I was a bit reluctant to take my gloves off to take pictures so I used the camera sparingly on a lichen that looked like a jigsaw puzzle and several trees that caught my eye.
As we got to the bottom of the Castleholm, the sharp eyed Mrs Tootlepedal spotted movement in a fir tree and I took several pictures of branches in an effort to capture a tiny goldcrest bobbing about among them. This was my best effort…
…but you have to look very closely to spot the birdie.
Of course as soon as we walked on, it came out into the open for a moment, but the light was the wrong way by this time.
They are lovely little birds with the finest of beaks.
I had more luck with another tree which had things that didn’t fly off on it. This was the key to my success.
As we crossed the Sawmill Brig, Mrs Tootlepedal spotted a buzzard in clear view. Before I could get my camera up and running, it flew off and hid in a series of trees with too many branches for the camera to look through. It is very annoying to be able to see a bird but not photograph it.

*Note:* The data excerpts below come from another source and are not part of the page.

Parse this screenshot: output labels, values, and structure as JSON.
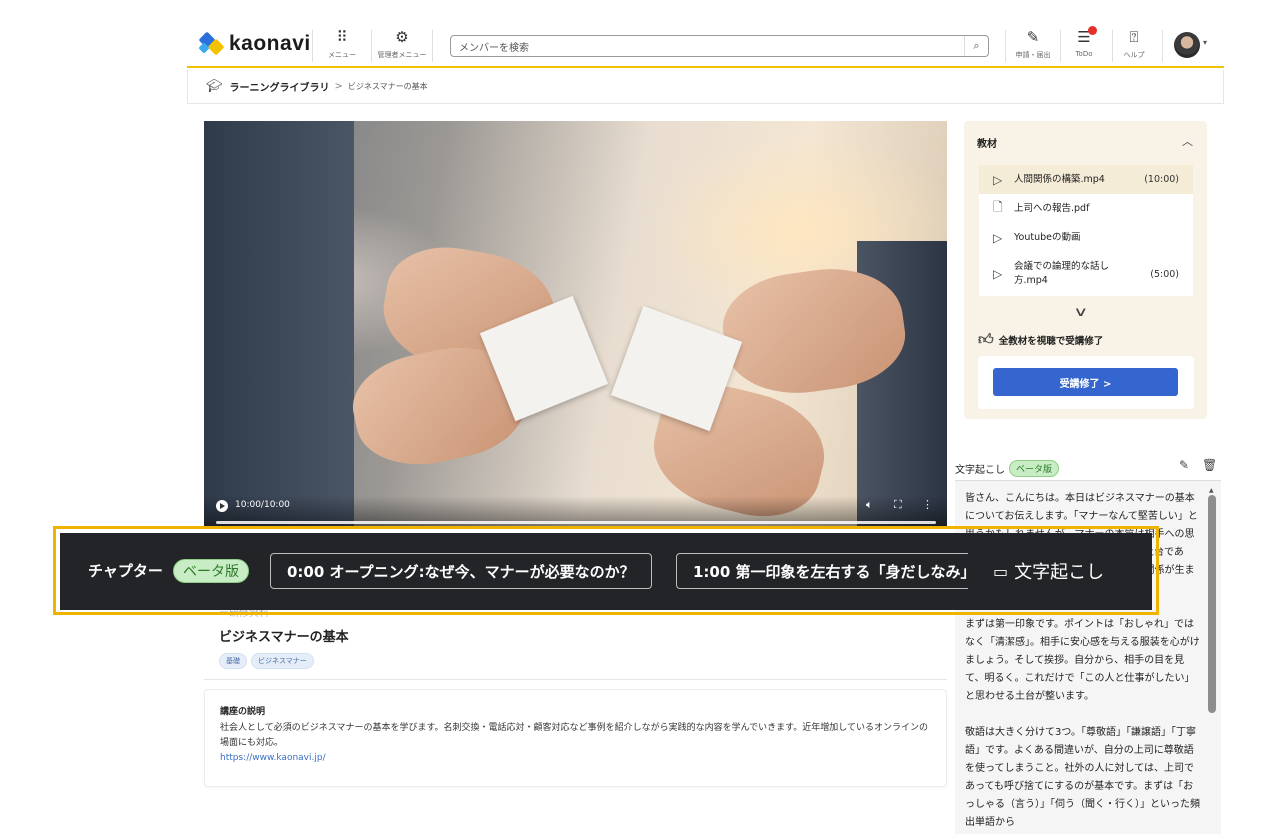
{
  "header": {
    "logo_text": "kaonavi",
    "logo_colors": [
      "#2a6fdb",
      "#f2c200",
      "#3aaaf0"
    ],
    "menu_label": "メニュー",
    "menu_icon": "grid-icon",
    "admin_menu_label": "管理者メニュー",
    "admin_icon": "gear-icon",
    "search_placeholder": "メンバーを検索",
    "apply_label": "申請・届出",
    "apply_icon": "document-edit-icon",
    "todo_label": "ToDo",
    "todo_icon": "checklist-icon",
    "help_label": "ヘルプ",
    "help_icon": "question-icon",
    "accent_color": "#f2c200"
  },
  "breadcrumb": {
    "root": "ラーニングライブラリ",
    "separator": ">",
    "current": "ビジネスマナーの基本"
  },
  "video": {
    "time": "10:00/10:00",
    "progress": 1.0
  },
  "course": {
    "subtitle": "ー研修資料",
    "title": "ビジネスマナーの基本",
    "tags": [
      "基礎",
      "ビジネスマナー"
    ],
    "desc_heading": "講座の説明",
    "description": "社会人として必須のビジネスマナーの基本を学びます。名刺交換・電話応対・顧客対応など事例を紹介しながら実践的な内容を学んでいきます。近年増加しているオンラインの場面にも対応。",
    "url": "https://www.kaonavi.jp/"
  },
  "materials": {
    "heading": "教材",
    "items": [
      {
        "label": "人間関係の構築.mp4",
        "duration": "(10:00)",
        "icon": "play-icon",
        "selected": true
      },
      {
        "label": "上司への報告.pdf",
        "duration": "",
        "icon": "file-icon",
        "selected": false
      },
      {
        "label": "Youtubeの動画",
        "duration": "",
        "icon": "play-icon",
        "selected": false
      },
      {
        "label": "会議での論理的な話し方.mp4",
        "duration": "(5:00)",
        "icon": "play-icon",
        "selected": false
      }
    ],
    "complete_note": "全教材を視聴で受講修了",
    "complete_button": "受講修了 >"
  },
  "transcript": {
    "title": "文字起こし",
    "badge": "ベータ版",
    "paragraphs": [
      "皆さん、こんにちは。本日はビジネスマナーの基本についてお伝えします。「マナーなんて堅苦しい」と思うかもしれませんが、マナーの本質は相手への思いやりです。仕事を円滑に進めるための土台であり、きちんと身につければ相手との信頼関係が生まれ、仕事にも集中できるようになります。",
      "まずは第一印象です。ポイントは「おしゃれ」ではなく「清潔感」。相手に安心感を与える服装を心がけましょう。そして挨拶。自分から、相手の目を見て、明るく。これだけで「この人と仕事がしたい」と思わせる土台が整います。",
      "敬語は大きく分けて3つ。「尊敬語」「謙譲語」「丁寧語」です。よくある間違いが、自分の上司に尊敬語を使ってしまうこと。社外の人に対しては、上司であっても呼び捨てにするのが基本です。まずは「おっしゃる（言う）」「伺う（聞く・行く）」といった頻出単語から"
    ]
  },
  "chapters": {
    "label": "チャプター",
    "badge": "ベータ版",
    "items": [
      "0:00 オープニング:なぜ今、マナーが必要なのか？",
      "1:00 第一印象を左右する「身だしなみ」"
    ],
    "transcript_toggle": "文字起こし",
    "frame_color": "#f0b400"
  }
}
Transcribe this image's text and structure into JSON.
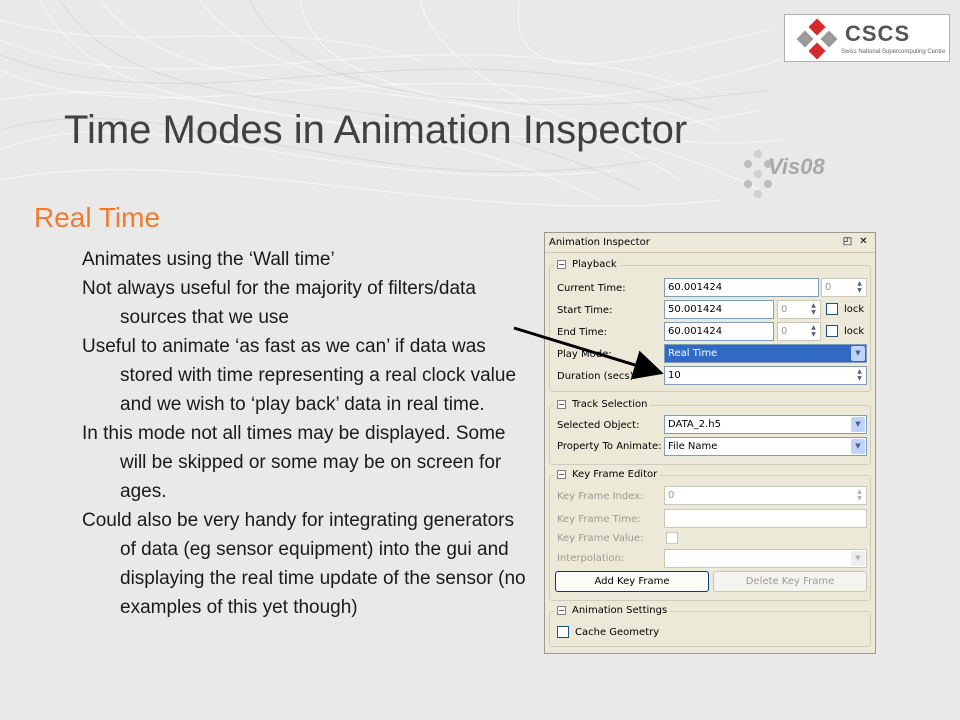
{
  "slide": {
    "title": "Time Modes in Animation Inspector",
    "section_heading": "Real Time",
    "bullets": [
      "Animates using the ‘Wall time’",
      "Not always useful for the majority of filters/data sources that we use",
      "Useful to animate ‘as fast as we can’ if data was stored with time representing a real clock value and we wish to ‘play back’ data in real time.",
      "In this mode not all times may be displayed. Some will be skipped or some may be on screen for ages.",
      "Could also be very handy for integrating generators of data (eg sensor equipment) into the gui and displaying the real time update of the sensor (no examples of this yet though)"
    ],
    "logos": {
      "cscs_word": "CSCS",
      "cscs_sub": "Swiss National Supercomputing Centre",
      "vis_word": "Vis08"
    },
    "colors": {
      "heading": "#ef7b2e",
      "title": "#404040",
      "arrow": "#000000"
    }
  },
  "panel": {
    "title": "Animation Inspector",
    "float_icon": "◰",
    "close_icon": "✕",
    "playback": {
      "title": "Playback",
      "current_time_label": "Current Time:",
      "current_time_value": "60.001424",
      "current_time_index": "0",
      "start_time_label": "Start Time:",
      "start_time_value": "50.001424",
      "start_time_index": "0",
      "start_lock_label": "lock",
      "end_time_label": "End Time:",
      "end_time_value": "60.001424",
      "end_time_index": "0",
      "end_lock_label": "lock",
      "play_mode_label": "Play Mode:",
      "play_mode_value": "Real Time",
      "duration_label": "Duration (secs):",
      "duration_value": "10"
    },
    "track": {
      "title": "Track Selection",
      "selected_object_label": "Selected Object:",
      "selected_object_value": "DATA_2.h5",
      "property_label": "Property To Animate:",
      "property_value": "File Name"
    },
    "keyframe": {
      "title": "Key Frame Editor",
      "index_label": "Key Frame Index:",
      "index_value": "0",
      "time_label": "Key Frame Time:",
      "time_value": "",
      "value_label": "Key Frame Value:",
      "interp_label": "Interpolation:",
      "interp_value": "",
      "add_button": "Add Key Frame",
      "delete_button": "Delete Key Frame"
    },
    "settings": {
      "title": "Animation Settings",
      "cache_label": "Cache Geometry"
    }
  }
}
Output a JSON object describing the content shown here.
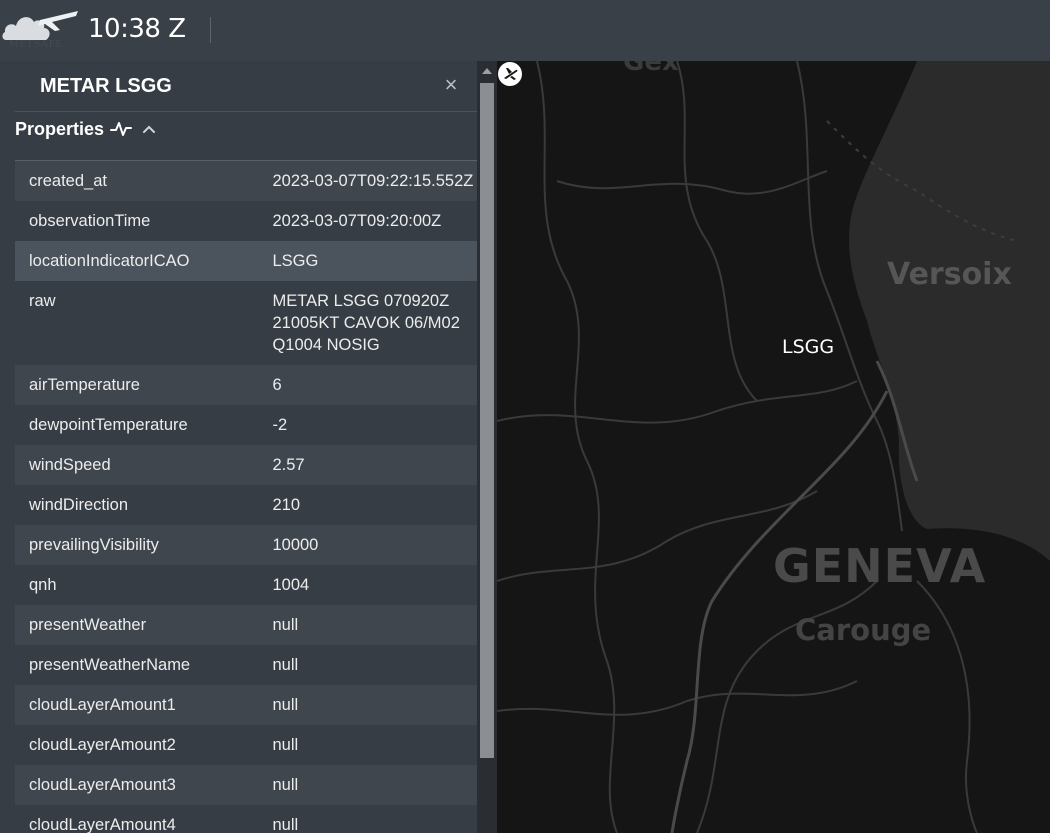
{
  "header": {
    "logo_text": "METSAFE",
    "clock": "10:38 Z"
  },
  "panel": {
    "title": "METAR LSGG",
    "close_symbol": "×",
    "section_label": "Properties",
    "properties": [
      {
        "key": "created_at",
        "value": "2023-03-07T09:22:15.552Z"
      },
      {
        "key": "observationTime",
        "value": "2023-03-07T09:20:00Z"
      },
      {
        "key": "locationIndicatorICAO",
        "value": "LSGG"
      },
      {
        "key": "raw",
        "value": "METAR LSGG 070920Z 21005KT CAVOK 06/M02 Q1004 NOSIG"
      },
      {
        "key": "airTemperature",
        "value": "6"
      },
      {
        "key": "dewpointTemperature",
        "value": "-2"
      },
      {
        "key": "windSpeed",
        "value": "2.57"
      },
      {
        "key": "windDirection",
        "value": "210"
      },
      {
        "key": "prevailingVisibility",
        "value": "10000"
      },
      {
        "key": "qnh",
        "value": "1004"
      },
      {
        "key": "presentWeather",
        "value": "null"
      },
      {
        "key": "presentWeatherName",
        "value": "null"
      },
      {
        "key": "cloudLayerAmount1",
        "value": "null"
      },
      {
        "key": "cloudLayerAmount2",
        "value": "null"
      },
      {
        "key": "cloudLayerAmount3",
        "value": "null"
      },
      {
        "key": "cloudLayerAmount4",
        "value": "null"
      }
    ]
  },
  "map": {
    "labels": {
      "gex": "Gex",
      "versoix": "Versoix",
      "geneva": "GENEVA",
      "carouge": "Carouge"
    },
    "station_label": "LSGG",
    "station_icon": "airport-icon"
  }
}
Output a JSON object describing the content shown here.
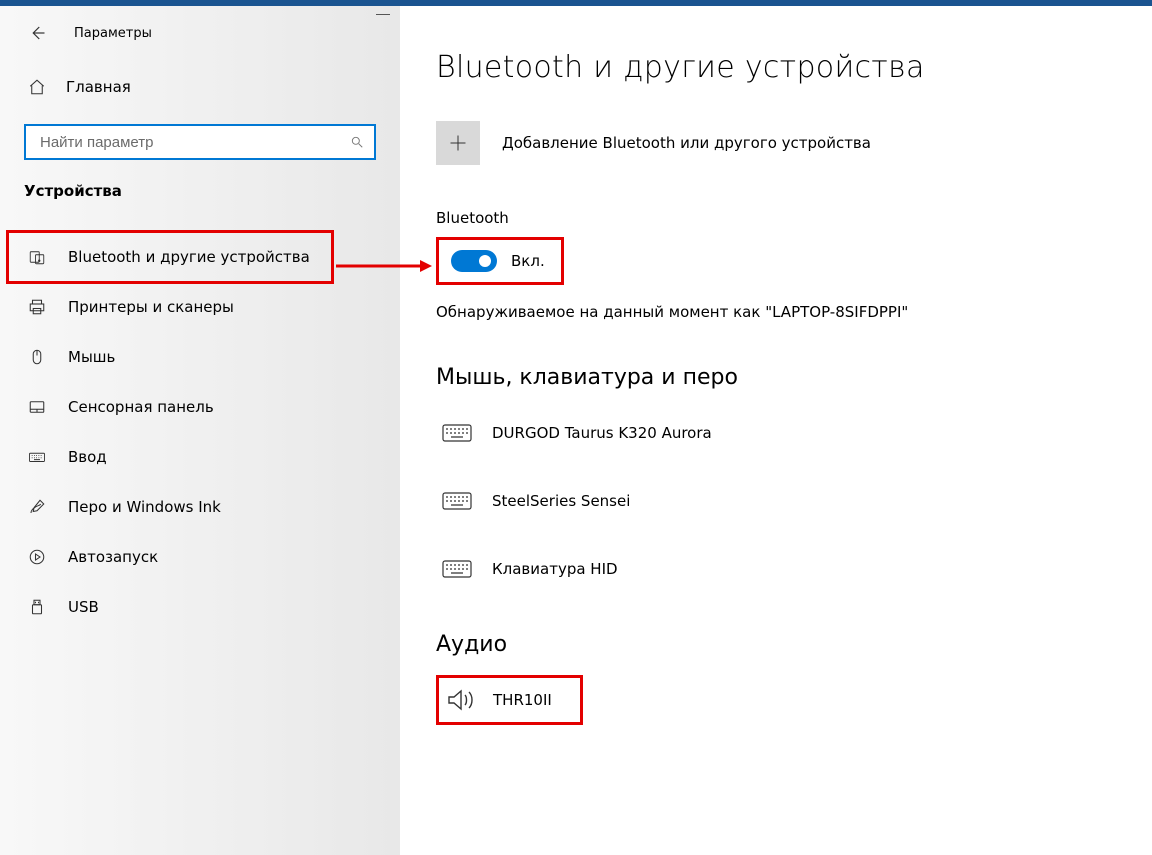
{
  "header": {
    "app_title": "Параметры"
  },
  "sidebar": {
    "home_label": "Главная",
    "search_placeholder": "Найти параметр",
    "category_label": "Устройства",
    "items": [
      {
        "icon": "bluetooth",
        "label": "Bluetooth и другие устройства"
      },
      {
        "icon": "printer",
        "label": "Принтеры и сканеры"
      },
      {
        "icon": "mouse",
        "label": "Мышь"
      },
      {
        "icon": "touchpad",
        "label": "Сенсорная панель"
      },
      {
        "icon": "keyboard",
        "label": "Ввод"
      },
      {
        "icon": "pen",
        "label": "Перо и Windows Ink"
      },
      {
        "icon": "autoplay",
        "label": "Автозапуск"
      },
      {
        "icon": "usb",
        "label": "USB"
      }
    ]
  },
  "main": {
    "title": "Bluetooth и другие устройства",
    "add_device_label": "Добавление Bluetooth или другого устройства",
    "bluetooth_label": "Bluetooth",
    "bluetooth_state": "Вкл.",
    "discoverable_text": "Обнаруживаемое на данный момент как \"LAPTOP-8SIFDPPI\"",
    "sections": {
      "input_devices": {
        "title": "Мышь, клавиатура и перо",
        "items": [
          {
            "name": "DURGOD Taurus K320 Aurora",
            "icon": "keyboard"
          },
          {
            "name": "SteelSeries Sensei",
            "icon": "keyboard"
          },
          {
            "name": "Клавиатура HID",
            "icon": "keyboard"
          }
        ]
      },
      "audio": {
        "title": "Аудио",
        "items": [
          {
            "name": "THR10II",
            "icon": "speaker"
          }
        ]
      }
    }
  }
}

We kept an eye out for dippers as we went along the Kilngreen but saw only black headed gulls. They are beginning to get some black on their heads.
As we crossed the Town Bridge, Mrs Tootlepedal spotted a blue tit in a willow beside the river. When I looked for it, I saw a very different colour…
…and a zoom in showed that it was a bullfinch. There was a pair in the willow but once again, there were too many branches between me and them to get a good picture…
…and they flew off as I tried to find an angle that was twig free.
We finally came across a dipper in the Wauchope near the Kirk Brig but it took one look at me, moved along the rock, and dived under the water, never to be seen again.
It was certainly a good walk for bird spotting even if it was a pretty poor walk for bird pictures. Mustn’t grumble.
I was frozen when we got home. The magnolia at our front gate is looking keen but it might be a bit optimistic with a week of freezing nights to come.
We warmed up with some soup and then I had another look at the birds. There were still plenty around.
Jackdaws were strutting on the lawn…
…though one was keeping both feet on the ground.
Blackbirds were practising their hard stares.
…but they were not a patch on the greenfinches.
You can see some of our desultory snowflakes in the bottom right panel. That was about as hard as it snowed all day.
Two goldfinches made bookends on the feeder.
The best moment came when a wren arrived and guddled about on the ground in front of the feeder.
It was very fidgety and kept moving around so I thought that it was going to be another missed opportunity until it kindly stood on a flagstone for long enough for me to get a slightly better shot.
Then I had to put the camera down and go and get ready for the virtual choir practice with the Carlisle Community Choir. I really hope that we can get back to singing together by autumn, as with the best will in the world, zoom choir practices are not very fulfilling experiences.
It was dark by the time that we had finished, and the rest of the day wound down gently without any untoward activity. The cheese on crackers was the highlight.
As I have used a lot of panels today, I thought that the flying bird of the day ought to be a four panel effort too.